A couple of examples:

FASB will be "requiring equity investments to be measured at fair value with changes in fair value recognized in net income" (Accounting for Financial Instruments, n.d.).

"Requiring separate presentation of financial assets and financial liabilities by measurement category and form of financial asset on the balance sheet or the accompanying notes to the financial statements" (Accounting for Financial Instruments, n.d.).

Accounting for Financial Instruments.(n.d.). Retrieved from Financial Accounting Standards Board: http://www.fasb.org/jsp/FASB/Page/BridgePage&cid=1351027210037#section_3

Respond to this...A companies goals can vary from company to company, some are happy being they way they are and some want to get bigger and bigger. Some times the only way to accomplish these goals is through financial instruments. I think that understanding your goals and how much you have to give up to receive more money is the most effective and efficent way to manage. And if you are not comfortable with what is being purposed as a way of getting more funds, stop and talk to advisors.

Question 2

Cost functions essentially break down how a cost reacts over time to changes to the activity that drives it. Variations in the cost drivers explain the variations in cost functions over time. Cost behaviors represent the differences in how these cost functions react over time to the changes of the cost drivers.

Describe an example of a specific cost function, and its associated cost driver. In your description, discuss how changes in the cost driver will impact that cost function and what types of cost behaviors you would expect and why.

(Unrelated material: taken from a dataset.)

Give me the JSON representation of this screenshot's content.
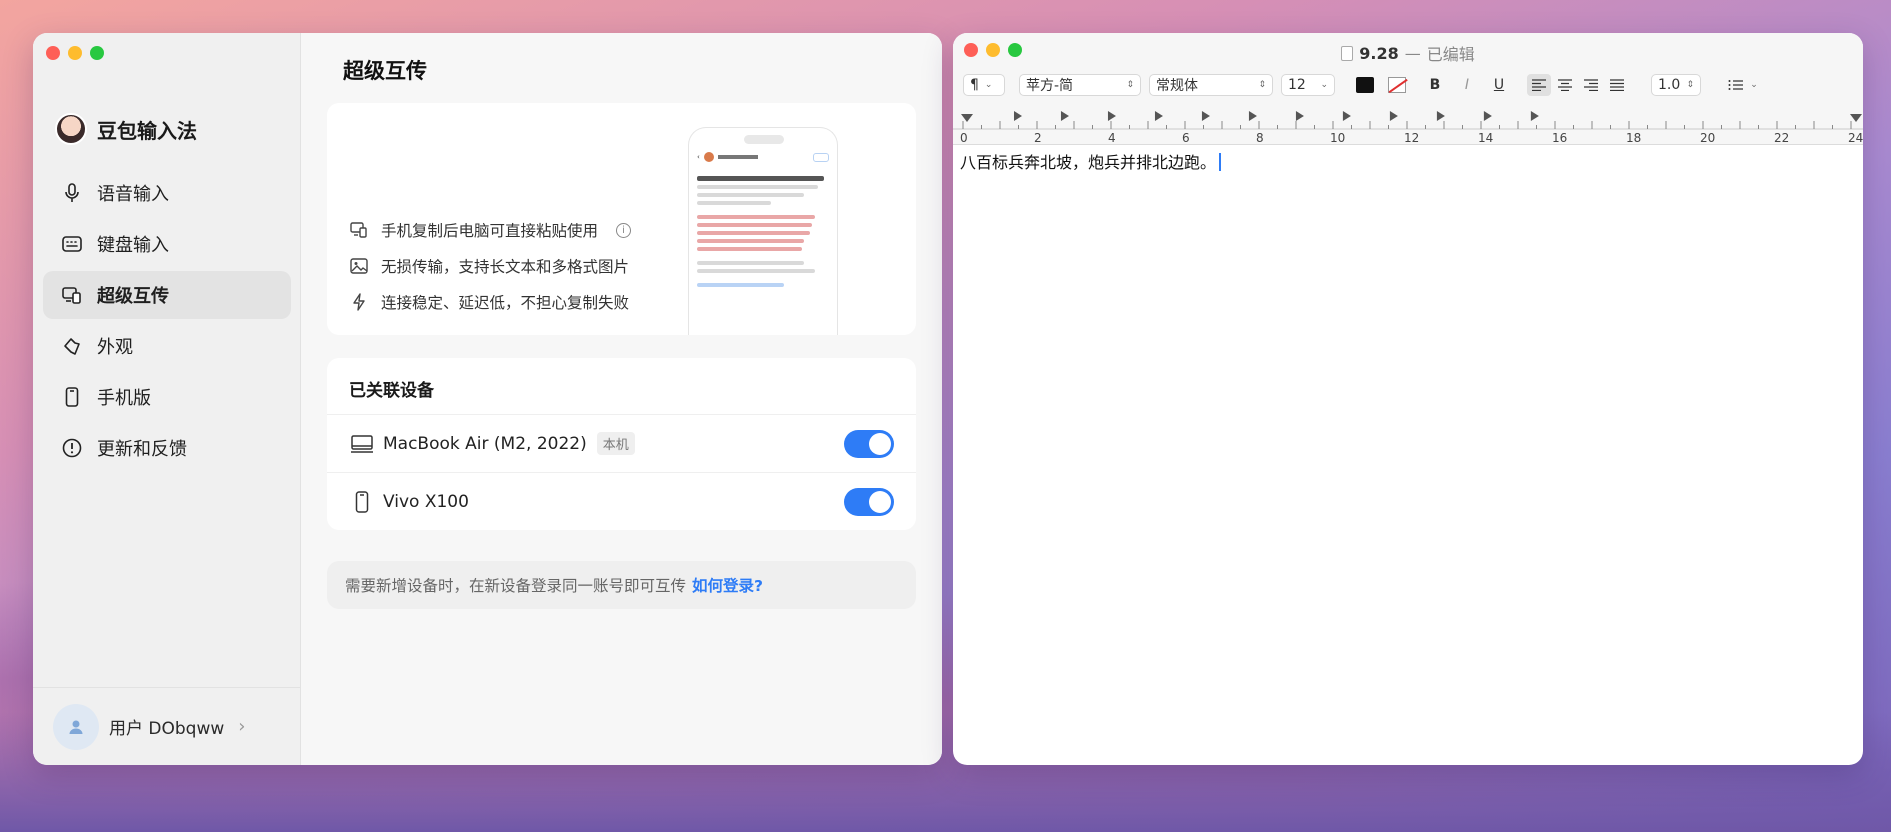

Respond to this...A cost driver is the unit of an activity that causes the change in activity's cost. cost driver is any factor which causes a change in the cost of an activity. The most common cost driver would be direct labor hours. The more direct labor cost the more overall cost a product has, typically then the higher selling price. As direct labor hours declines, a lower price can be offered. This is why company's are continually evaluating their processes for efficiency and effectiveness. They are also willing to try new ways of producing something in effort to control their labor and keep their prices low and competitive.

Question 3

Dirt Bikes's management believes that the company could benefit from e-commerce. The company has sold motorcycles and parts primarily through authorized dealers. Dirt Bikes advertises in various magazines catering to dirt bike enthusiasts and maintains booths at important off-road motorcycle racing events. You have been asked to explore how Dirt Bikes could benefit from e-commerce and a Dirt Bikes website.

How could Dirt Bikes benefit from e-commerce? Should it sell motorcycles or parts over the Web? Should it use its Web site primarily to advertise its products and services? Should it use the Web for customer service? Justify your response.

Respond to this...This is a two sided answer for Dirt Bikes's, Selling directly to the end user will allow for additional profits as they do not need to sell as many products to authorized dealers at a certain discount below net, say 15-30% under net. However if you start taking business away from those which got you to where you are today, and they start selling less and you move their discount from 30 to 15%, they may pull their business with you and go elsewhere. Next your on the ground sales force has basically just walked away and is spreading positive information about your competition.

I believe they need to offer both in order to get the most sales out of each revenue stream. Meaning offering parts to your dealerships for 2-5% under what you do online. In doing so you give your dealers an opportunity to make a little bit of many and keep them as your on the ground sales force, and for those which like to order via online they can do the same.